When he tours, will he perform the songs alone or invite some friends? "Maybe there'll be some opportunities to play solo and kind of loop everything, or maybe it's some event where they happen to have a 40-member choir there and I would teach the choir the parts. It's everything in between. I haven't really thought about it, but that will be fun when the time comes to figure out: How would I present this album onstage? I'm almost positive it wouldn't be by myself, only because there's better bass players than the way I play bass and there's better trumpet players than the way I play trumpet. [Laughs] There's a lot of good musicians out there, and I could use their help."

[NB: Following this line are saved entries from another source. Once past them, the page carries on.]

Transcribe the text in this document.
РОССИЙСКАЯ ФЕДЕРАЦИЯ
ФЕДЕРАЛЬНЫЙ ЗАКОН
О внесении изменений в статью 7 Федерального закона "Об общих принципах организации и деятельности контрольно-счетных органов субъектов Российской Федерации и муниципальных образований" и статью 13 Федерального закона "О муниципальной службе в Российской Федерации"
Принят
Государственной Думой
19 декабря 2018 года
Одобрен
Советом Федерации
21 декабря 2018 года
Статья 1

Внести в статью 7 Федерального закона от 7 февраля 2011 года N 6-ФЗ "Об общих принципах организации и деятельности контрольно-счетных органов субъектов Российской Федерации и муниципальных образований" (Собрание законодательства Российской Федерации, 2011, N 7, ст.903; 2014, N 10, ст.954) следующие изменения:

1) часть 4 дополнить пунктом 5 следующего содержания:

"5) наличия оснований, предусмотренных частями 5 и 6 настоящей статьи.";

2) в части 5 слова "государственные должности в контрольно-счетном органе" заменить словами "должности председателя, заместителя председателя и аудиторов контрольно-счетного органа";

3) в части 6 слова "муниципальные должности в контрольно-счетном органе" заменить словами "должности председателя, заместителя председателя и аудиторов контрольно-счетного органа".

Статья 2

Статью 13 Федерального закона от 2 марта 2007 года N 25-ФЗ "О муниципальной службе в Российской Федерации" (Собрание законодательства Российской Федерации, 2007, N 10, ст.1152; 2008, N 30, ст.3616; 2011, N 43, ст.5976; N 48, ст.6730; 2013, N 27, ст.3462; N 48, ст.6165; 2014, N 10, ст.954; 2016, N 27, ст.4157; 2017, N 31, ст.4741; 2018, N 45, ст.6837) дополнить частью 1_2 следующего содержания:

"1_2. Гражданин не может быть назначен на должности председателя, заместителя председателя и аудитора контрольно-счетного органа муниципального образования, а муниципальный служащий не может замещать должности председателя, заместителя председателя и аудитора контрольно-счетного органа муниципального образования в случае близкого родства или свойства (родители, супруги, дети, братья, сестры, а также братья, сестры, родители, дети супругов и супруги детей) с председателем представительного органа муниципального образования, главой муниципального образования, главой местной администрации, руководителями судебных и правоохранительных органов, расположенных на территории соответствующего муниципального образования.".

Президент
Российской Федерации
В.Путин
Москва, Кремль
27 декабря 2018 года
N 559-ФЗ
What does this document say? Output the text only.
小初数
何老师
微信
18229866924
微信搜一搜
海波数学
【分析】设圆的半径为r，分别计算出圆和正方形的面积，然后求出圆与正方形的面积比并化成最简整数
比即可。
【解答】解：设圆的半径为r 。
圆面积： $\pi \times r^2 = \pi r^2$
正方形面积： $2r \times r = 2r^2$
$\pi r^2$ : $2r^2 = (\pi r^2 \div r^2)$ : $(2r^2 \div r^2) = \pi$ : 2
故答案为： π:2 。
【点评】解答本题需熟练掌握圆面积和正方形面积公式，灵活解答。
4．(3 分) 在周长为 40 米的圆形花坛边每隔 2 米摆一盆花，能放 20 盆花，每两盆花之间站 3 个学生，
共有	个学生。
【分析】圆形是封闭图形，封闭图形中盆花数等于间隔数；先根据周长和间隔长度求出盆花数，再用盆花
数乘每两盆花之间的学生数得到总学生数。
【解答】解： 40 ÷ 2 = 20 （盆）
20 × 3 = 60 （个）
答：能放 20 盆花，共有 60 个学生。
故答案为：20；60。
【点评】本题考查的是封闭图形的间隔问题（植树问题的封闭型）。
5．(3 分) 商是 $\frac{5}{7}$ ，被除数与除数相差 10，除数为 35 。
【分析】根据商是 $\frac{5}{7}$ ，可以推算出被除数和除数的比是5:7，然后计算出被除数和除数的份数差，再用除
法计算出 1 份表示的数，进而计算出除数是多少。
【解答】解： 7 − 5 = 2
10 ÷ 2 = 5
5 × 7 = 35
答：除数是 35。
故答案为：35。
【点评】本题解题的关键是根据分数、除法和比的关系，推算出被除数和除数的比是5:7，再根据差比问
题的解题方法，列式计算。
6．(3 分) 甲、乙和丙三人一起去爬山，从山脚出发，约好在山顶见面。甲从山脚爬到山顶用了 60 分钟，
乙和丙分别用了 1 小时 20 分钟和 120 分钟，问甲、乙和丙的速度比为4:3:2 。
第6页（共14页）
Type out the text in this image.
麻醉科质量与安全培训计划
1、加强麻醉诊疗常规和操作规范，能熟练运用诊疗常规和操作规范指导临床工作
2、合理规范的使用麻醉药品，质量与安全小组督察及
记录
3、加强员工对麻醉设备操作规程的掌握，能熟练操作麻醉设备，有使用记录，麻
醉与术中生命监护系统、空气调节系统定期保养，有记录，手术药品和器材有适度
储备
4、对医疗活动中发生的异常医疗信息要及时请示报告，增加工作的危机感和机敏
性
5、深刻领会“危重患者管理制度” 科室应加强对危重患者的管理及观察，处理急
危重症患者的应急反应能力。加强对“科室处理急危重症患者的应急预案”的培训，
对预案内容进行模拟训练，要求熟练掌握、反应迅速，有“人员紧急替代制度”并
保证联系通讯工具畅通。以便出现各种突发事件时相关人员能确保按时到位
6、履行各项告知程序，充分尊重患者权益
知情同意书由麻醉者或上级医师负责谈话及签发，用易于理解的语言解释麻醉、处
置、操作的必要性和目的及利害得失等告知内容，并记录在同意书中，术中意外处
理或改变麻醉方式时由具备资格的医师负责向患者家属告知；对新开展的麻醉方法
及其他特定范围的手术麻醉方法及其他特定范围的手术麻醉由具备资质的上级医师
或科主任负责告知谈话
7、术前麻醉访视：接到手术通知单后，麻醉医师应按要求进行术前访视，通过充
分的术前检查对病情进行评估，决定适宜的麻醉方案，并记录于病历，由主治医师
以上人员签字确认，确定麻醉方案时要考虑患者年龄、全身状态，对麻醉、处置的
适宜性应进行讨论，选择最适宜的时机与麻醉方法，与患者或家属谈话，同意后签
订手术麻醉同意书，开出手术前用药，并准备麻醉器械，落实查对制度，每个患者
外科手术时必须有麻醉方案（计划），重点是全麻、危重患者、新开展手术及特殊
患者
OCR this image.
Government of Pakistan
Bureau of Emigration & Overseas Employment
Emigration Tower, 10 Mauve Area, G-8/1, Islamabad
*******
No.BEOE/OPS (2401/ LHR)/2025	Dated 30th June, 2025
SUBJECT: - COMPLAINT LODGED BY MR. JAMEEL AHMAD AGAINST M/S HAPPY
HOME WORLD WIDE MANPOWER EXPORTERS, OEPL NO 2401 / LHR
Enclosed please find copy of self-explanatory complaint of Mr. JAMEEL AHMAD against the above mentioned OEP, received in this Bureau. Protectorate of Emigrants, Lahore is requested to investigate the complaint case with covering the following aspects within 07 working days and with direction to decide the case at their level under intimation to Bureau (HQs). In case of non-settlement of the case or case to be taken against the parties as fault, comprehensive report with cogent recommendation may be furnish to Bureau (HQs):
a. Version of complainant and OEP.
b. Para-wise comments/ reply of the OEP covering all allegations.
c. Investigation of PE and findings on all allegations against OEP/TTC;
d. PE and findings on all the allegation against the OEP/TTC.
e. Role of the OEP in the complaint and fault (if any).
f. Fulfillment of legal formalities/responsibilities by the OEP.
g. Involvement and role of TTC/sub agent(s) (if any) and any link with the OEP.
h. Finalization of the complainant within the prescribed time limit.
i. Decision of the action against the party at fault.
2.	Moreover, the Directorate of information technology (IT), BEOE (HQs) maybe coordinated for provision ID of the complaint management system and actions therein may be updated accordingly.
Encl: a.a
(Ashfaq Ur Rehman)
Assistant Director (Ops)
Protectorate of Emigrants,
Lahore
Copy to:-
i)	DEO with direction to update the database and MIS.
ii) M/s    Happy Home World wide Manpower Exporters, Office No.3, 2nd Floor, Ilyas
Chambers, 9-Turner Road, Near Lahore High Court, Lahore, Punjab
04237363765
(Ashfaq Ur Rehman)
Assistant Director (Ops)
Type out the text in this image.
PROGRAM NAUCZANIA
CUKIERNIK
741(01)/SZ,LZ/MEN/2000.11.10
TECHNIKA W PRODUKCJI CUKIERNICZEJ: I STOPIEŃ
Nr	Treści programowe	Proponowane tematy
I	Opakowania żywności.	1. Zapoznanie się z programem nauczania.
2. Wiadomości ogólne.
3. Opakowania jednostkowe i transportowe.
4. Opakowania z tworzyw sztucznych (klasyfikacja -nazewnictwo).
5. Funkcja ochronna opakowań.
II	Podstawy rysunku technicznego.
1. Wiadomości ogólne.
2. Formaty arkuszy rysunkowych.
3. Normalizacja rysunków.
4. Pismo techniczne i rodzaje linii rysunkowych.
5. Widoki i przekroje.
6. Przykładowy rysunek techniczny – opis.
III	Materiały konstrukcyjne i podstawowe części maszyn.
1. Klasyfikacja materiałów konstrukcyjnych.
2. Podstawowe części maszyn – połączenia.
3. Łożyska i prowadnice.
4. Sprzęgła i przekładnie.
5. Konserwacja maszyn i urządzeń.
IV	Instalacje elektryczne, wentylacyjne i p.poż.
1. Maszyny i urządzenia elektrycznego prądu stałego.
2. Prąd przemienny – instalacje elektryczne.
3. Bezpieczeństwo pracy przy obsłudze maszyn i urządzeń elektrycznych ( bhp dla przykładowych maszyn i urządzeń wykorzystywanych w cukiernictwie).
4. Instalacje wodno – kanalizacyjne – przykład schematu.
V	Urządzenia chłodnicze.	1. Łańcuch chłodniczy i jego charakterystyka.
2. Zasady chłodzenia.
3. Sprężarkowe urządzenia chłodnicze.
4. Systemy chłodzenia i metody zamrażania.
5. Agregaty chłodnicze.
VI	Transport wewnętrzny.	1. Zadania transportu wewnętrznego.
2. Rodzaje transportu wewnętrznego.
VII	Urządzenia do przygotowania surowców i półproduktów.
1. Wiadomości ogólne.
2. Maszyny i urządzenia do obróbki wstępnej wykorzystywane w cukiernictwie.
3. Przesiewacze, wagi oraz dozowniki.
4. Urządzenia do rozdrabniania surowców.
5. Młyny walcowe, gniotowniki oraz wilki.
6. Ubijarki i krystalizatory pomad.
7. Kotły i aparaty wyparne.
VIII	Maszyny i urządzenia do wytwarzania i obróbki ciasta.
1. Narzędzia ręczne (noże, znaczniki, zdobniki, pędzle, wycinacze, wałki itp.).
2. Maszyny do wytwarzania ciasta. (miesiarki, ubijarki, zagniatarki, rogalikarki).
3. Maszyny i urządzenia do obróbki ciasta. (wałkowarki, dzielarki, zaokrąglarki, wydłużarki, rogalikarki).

On whether the album will resonate with his non-religious fans too: "My deepest hope is that people will listen to it no matter what. I have friends who are atheists; they don't really believe in the concept of faith or God, and I'm thinking about a couple of them in particular who might enjoy this album just for the music. And then there's other people who are Christians who I think will be able to resonate with some of the Christian songs, and I think of my Hindu friends and Buddhist friends and all of these different faiths -- I think there's something on there for them too. Although I don't spend a lot of time thinking about it, I would hope that it can resonate with people beyond the Christian faith."
Also on the show, Katie & Keith are joined by original Pop Shop Podcast co-host Jason Lipshutz to talk about what exactly Sunday's awards show will look like, what performances we're most looking forward to, and what surprises might be in store.